Wissensdurst führt die Entwicklung der Mathematik an

Bhargava: Ich war sehr wissbegierig, seitdem ich jung war, vielleicht beeinflusst von meiner Mutter, die auch Mathematikerin war. Es machte ihr auch niemals etwas aus, meine Fragen zu beantworten, und sie inspirierte mich, meine mathematischen Forschungen fortzusetzen. 
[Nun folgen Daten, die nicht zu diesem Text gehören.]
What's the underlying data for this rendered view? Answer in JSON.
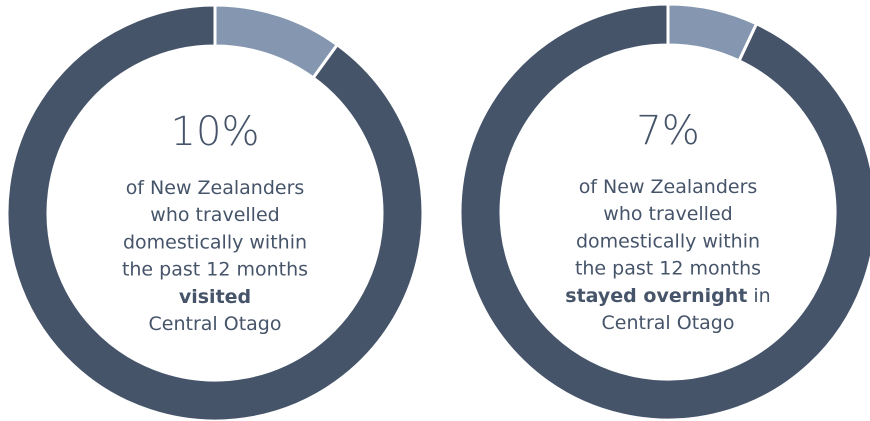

Um Ihnen ein Beispiel für meinen Wissensdurst zu geben: Ich möchte Sie an einer Geschichte aus meiner Kindheit teilhaben lassen, die nicht allzu ungewöhnlich für mich ist. Eines Tages, als ich im Supermarkt war, sah ich Orangen, die zu einer Pyramide aufgetürmt waren, und ich stellte mir eine Frage: „Warum?“ Ich kaufte ein Netz Orangen, nahm es mit nach Hause und ordnete die Früchte auf unterschiedliche Arten an, indem ich alle mathematischen Gleichungen anwandte, die ich kannte. Ein Interesse an den kleineren Dingen des Lebens zu entwickeln ist der beste Weg, um sich mit der Mathematik vertraut zu machen. Hypothetisches Argumentieren kann ein guter Ausgangspunkt sein.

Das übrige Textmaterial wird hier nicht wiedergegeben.